Between Grand Parade and Parnell Place, the street is a shopping street. This section of the street is also home to Cork's General Post Office. A small lane, known as Market Lane, provides access to the English Market. There are over one hundred independent retailers on the street, many of which have been family-owned for several generations.

It is also one of a number of nightlife centres in Cork - although there are more bars and restaurants on the neighbouring side streets than on Oliver Plunkett Street itself.

Between Parnell Place and Custom House Quay, the east end of the street is known as Oliver Plunkett Street Lower.

==Pedestrianisation==
Princes Street, a small street which connects Oliver Plunkett Street to St. Patrick's Street, was the first street to be pedestrianised in Ireland in 1971. Further streets adjoining Oliver Plunkett Street were pedestrianised in 1976.

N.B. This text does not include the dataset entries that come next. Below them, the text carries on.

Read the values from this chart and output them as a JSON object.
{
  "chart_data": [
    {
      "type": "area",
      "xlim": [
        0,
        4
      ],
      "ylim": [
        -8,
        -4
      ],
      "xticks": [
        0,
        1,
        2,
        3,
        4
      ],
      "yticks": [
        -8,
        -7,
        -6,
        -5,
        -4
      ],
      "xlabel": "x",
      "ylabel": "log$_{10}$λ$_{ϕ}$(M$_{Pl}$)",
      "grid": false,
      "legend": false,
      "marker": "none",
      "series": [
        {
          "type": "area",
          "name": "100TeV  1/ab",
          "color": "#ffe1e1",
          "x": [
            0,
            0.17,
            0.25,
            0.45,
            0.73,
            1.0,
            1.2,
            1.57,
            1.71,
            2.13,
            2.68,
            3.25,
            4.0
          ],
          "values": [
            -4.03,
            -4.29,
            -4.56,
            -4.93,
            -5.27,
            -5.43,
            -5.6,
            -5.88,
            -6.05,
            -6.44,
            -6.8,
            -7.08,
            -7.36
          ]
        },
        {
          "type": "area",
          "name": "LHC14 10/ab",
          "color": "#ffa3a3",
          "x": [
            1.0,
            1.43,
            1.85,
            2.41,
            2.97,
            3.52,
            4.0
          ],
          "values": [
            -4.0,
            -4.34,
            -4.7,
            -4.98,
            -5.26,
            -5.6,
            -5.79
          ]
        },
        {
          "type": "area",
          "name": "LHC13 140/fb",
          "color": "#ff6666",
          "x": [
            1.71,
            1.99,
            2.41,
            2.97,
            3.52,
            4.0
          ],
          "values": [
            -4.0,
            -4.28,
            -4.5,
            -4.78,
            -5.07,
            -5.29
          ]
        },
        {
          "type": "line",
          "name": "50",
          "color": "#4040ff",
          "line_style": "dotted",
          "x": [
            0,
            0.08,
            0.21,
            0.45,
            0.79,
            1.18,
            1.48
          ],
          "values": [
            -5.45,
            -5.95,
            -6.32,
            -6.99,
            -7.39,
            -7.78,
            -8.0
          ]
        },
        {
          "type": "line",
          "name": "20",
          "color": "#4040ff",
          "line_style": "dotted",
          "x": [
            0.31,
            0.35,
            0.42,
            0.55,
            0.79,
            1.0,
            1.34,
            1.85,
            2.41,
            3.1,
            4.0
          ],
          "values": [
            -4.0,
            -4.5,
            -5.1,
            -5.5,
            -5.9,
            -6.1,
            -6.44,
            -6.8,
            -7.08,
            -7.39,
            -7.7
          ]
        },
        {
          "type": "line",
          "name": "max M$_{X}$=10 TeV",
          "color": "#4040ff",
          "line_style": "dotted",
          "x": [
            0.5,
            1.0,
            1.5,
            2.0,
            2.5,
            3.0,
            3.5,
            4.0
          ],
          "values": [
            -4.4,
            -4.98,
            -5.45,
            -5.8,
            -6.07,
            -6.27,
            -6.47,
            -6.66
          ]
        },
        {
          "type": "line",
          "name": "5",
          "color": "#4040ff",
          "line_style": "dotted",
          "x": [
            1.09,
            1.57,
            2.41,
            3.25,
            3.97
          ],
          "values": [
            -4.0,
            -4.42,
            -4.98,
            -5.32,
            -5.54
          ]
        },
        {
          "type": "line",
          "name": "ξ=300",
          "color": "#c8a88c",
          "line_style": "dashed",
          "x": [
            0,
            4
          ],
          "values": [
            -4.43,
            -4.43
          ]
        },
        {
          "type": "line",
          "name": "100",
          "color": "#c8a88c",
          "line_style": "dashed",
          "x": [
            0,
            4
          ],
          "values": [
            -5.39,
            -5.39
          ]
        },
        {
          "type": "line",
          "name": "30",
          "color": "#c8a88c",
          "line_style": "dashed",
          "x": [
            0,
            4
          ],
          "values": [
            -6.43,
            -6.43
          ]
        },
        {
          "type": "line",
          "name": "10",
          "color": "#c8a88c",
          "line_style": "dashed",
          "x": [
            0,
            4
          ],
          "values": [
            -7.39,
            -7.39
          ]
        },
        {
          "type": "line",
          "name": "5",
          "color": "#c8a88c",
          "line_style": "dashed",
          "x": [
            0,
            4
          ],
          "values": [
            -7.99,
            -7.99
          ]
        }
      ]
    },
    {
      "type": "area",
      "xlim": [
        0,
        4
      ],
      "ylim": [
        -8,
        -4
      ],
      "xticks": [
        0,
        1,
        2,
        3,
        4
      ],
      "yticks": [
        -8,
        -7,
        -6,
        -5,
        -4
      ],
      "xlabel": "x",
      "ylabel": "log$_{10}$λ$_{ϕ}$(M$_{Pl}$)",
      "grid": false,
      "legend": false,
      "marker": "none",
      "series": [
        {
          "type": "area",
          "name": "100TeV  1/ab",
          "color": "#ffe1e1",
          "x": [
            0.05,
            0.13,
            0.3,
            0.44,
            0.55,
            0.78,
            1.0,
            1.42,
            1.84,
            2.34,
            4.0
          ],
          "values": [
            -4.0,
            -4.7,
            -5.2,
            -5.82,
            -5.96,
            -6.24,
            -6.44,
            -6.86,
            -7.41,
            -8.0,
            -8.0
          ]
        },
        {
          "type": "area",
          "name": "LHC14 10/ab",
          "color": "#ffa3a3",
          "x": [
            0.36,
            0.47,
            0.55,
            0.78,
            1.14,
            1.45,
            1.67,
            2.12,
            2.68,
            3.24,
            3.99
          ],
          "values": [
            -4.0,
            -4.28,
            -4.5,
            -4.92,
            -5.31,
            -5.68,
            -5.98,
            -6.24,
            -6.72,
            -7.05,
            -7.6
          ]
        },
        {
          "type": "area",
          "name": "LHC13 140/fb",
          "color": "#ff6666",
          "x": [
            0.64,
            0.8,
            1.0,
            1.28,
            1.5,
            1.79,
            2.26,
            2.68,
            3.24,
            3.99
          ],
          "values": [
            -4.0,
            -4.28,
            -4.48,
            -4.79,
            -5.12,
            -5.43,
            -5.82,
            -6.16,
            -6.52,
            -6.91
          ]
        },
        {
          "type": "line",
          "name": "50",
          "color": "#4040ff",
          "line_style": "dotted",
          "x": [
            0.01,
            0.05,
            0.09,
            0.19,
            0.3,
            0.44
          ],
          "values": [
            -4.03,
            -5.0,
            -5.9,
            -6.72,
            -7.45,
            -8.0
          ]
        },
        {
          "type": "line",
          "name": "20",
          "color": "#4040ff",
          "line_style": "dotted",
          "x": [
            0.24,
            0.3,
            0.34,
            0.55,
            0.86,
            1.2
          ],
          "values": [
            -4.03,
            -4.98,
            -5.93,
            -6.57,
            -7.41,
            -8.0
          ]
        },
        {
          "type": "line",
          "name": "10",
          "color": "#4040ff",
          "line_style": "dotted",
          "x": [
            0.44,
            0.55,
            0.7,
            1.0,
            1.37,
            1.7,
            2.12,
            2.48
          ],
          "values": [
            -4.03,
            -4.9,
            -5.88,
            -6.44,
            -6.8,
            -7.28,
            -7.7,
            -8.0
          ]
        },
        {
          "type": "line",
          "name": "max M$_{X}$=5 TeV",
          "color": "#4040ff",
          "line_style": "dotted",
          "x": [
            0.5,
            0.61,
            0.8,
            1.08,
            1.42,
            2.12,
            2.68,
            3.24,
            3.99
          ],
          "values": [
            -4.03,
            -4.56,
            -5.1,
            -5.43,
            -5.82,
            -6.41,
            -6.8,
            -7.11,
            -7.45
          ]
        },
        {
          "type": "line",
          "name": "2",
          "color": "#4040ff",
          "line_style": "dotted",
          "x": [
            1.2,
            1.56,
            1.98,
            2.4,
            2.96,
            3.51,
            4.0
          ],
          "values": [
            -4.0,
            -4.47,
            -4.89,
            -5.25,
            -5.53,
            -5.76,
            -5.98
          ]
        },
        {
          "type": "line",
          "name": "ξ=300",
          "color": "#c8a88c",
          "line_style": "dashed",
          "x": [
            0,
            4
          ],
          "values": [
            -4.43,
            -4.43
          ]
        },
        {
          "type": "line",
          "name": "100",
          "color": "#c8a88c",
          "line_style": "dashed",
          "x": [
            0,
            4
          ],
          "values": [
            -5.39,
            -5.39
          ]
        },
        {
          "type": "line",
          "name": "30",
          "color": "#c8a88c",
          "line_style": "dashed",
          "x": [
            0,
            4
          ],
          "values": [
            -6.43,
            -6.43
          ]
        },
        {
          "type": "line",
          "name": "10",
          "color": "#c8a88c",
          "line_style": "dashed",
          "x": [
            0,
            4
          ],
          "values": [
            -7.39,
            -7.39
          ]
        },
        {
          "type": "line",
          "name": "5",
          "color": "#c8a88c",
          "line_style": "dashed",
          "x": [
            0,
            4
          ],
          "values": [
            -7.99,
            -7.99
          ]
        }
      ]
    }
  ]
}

While the pedestrianisation of Oliver Plunkett Street was suspended as part of the initial COVID-19 pandemic restrictions in Ireland, this was reversed in May 2020. In the same month it was announced that the temporary pedestrianisation of Pembroke Street would be examined. By June 2020, the Reimagining Cork programme was launched. It included the pedestrianisation of several streets off Oliver Plunkett Street, including Princes Street, Pembroke Street and Caroline Street. By September 2020 this had been made permanent.

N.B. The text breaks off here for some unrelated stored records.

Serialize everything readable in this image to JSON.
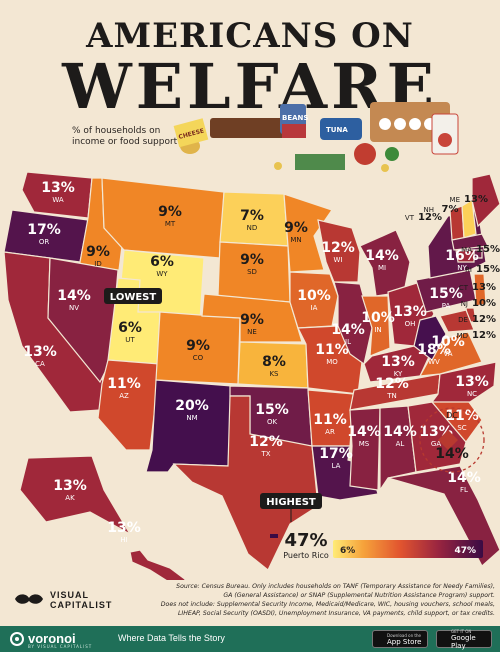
{
  "title": {
    "line1": "AMERICANS ON",
    "line2": "WELFARE"
  },
  "subtitle": "% of households on income or food support",
  "labels": {
    "lowest": "LOWEST",
    "highest": "HIGHEST",
    "legend_min": "6%",
    "legend_max": "47%",
    "dc": "DC"
  },
  "grocery_labels": {
    "beans": "BEANS",
    "tuna": "TUNA",
    "cheese": "CHEESE",
    "eggs": "EGGS"
  },
  "colors": {
    "background": "#f3e7d3",
    "low": "#ffeb76",
    "high": "#3a0b44",
    "badge": "#1d1b1a",
    "footer": "#1f6f58"
  },
  "chart_data": {
    "type": "choropleth",
    "title": "Americans on Welfare",
    "subtitle": "% of households on income or food support",
    "unit": "%",
    "range": [
      6,
      47
    ],
    "lowest": [
      "WY",
      "UT"
    ],
    "highest": "Puerto Rico",
    "states": [
      {
        "code": "WA",
        "value": 13
      },
      {
        "code": "OR",
        "value": 17
      },
      {
        "code": "CA",
        "value": 13
      },
      {
        "code": "ID",
        "value": 9
      },
      {
        "code": "NV",
        "value": 14
      },
      {
        "code": "MT",
        "value": 9
      },
      {
        "code": "WY",
        "value": 6
      },
      {
        "code": "UT",
        "value": 6
      },
      {
        "code": "AZ",
        "value": 11
      },
      {
        "code": "CO",
        "value": 9
      },
      {
        "code": "NM",
        "value": 20
      },
      {
        "code": "ND",
        "value": 7
      },
      {
        "code": "SD",
        "value": 9
      },
      {
        "code": "NE",
        "value": 9
      },
      {
        "code": "KS",
        "value": 8
      },
      {
        "code": "OK",
        "value": 15
      },
      {
        "code": "TX",
        "value": 12
      },
      {
        "code": "MN",
        "value": 9
      },
      {
        "code": "IA",
        "value": 10
      },
      {
        "code": "MO",
        "value": 11
      },
      {
        "code": "AR",
        "value": 11
      },
      {
        "code": "LA",
        "value": 17
      },
      {
        "code": "WI",
        "value": 12
      },
      {
        "code": "IL",
        "value": 14
      },
      {
        "code": "MI",
        "value": 14
      },
      {
        "code": "IN",
        "value": 10
      },
      {
        "code": "OH",
        "value": 13
      },
      {
        "code": "KY",
        "value": 13
      },
      {
        "code": "TN",
        "value": 12
      },
      {
        "code": "MS",
        "value": 14
      },
      {
        "code": "AL",
        "value": 14
      },
      {
        "code": "GA",
        "value": 13
      },
      {
        "code": "FL",
        "value": 14
      },
      {
        "code": "SC",
        "value": 11
      },
      {
        "code": "NC",
        "value": 13
      },
      {
        "code": "VA",
        "value": 10
      },
      {
        "code": "WV",
        "value": 18
      },
      {
        "code": "PA",
        "value": 15
      },
      {
        "code": "NY",
        "value": 16
      },
      {
        "code": "VT",
        "value": 12
      },
      {
        "code": "NH",
        "value": 7
      },
      {
        "code": "ME",
        "value": 13
      },
      {
        "code": "MA",
        "value": 15
      },
      {
        "code": "RI",
        "value": 15
      },
      {
        "code": "CT",
        "value": 13
      },
      {
        "code": "NJ",
        "value": 10
      },
      {
        "code": "DE",
        "value": 12
      },
      {
        "code": "MD",
        "value": 12
      },
      {
        "code": "DC",
        "value": 14
      },
      {
        "code": "AK",
        "value": 13
      },
      {
        "code": "HI",
        "value": 13
      },
      {
        "code": "Puerto Rico",
        "value": 47
      }
    ]
  },
  "source": {
    "line1": "Source: Census Bureau. Only includes households on TANF (Temporary Assistance for Needy Families),",
    "line2": "GA (General Assistance) or SNAP (Supplemental Nutrition Assistance Program) support.",
    "line3": "Does not include: Supplemental Security Income, Medicaid/Medicare, WIC, housing vouchers, school meals,",
    "line4": "LIHEAP, Social Security (OASDI), Unemployment Insurance, VA payments, child support, or tax credits."
  },
  "brand": {
    "name_line1": "VISUAL",
    "name_line2": "CAPITALIST",
    "voronoi": "voronoi",
    "voronoi_sub": "BY VISUAL CAPITALIST",
    "tagline": "Where Data Tells the Story"
  },
  "stores": {
    "apple_top": "Download on the",
    "apple": "App Store",
    "google_top": "GET IT ON",
    "google": "Google Play"
  }
}
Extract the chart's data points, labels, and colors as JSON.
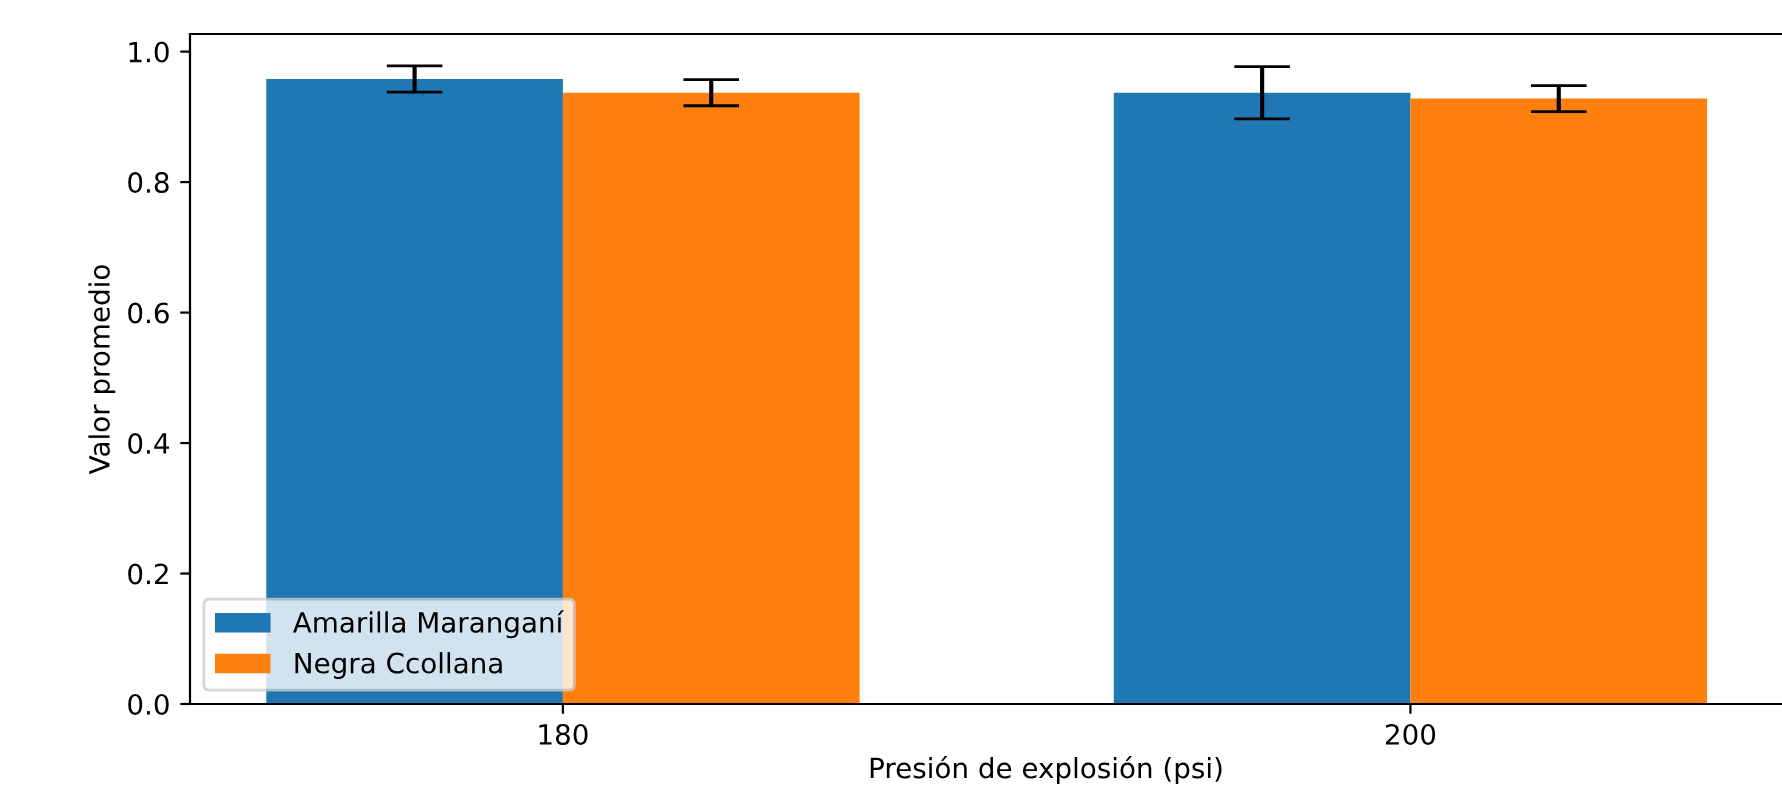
{
  "chart_data": {
    "type": "bar",
    "xlabel": "Presión de explosión (psi)",
    "ylabel": "Valor promedio",
    "categories": [
      "180",
      "200"
    ],
    "series": [
      {
        "name": "Amarilla Maranganí",
        "color": "#1f77b4",
        "values": [
          0.958,
          0.937
        ],
        "errors": [
          0.02,
          0.04
        ]
      },
      {
        "name": "Negra Ccollana",
        "color": "#ff7f0e",
        "values": [
          0.937,
          0.928
        ],
        "errors": [
          0.02,
          0.02
        ]
      }
    ],
    "ylim": [
      0,
      1.027
    ],
    "yticks": [
      {
        "value": 0,
        "label": "0.0"
      },
      0.2,
      0.4,
      0.6,
      0.8,
      {
        "value": 1,
        "label": "1.0"
      }
    ],
    "grid": false,
    "legend": "bottom left"
  }
}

By 2021, the hours in which cars were forbidden in the Oliver Plunkett Street area had been extended to 11am to 4am. As of 2024, all streets leading off Oliver Plunkett Street - towards St Patricks Street and South Mall - are pedestrianised from 11am to 4am. Oliver Plunkett Street Lower, however, is open to vehicular traffic.

==Awards==
The street won the 'Great Street Award', awarded by London's Academy of Urbanism, in 2016.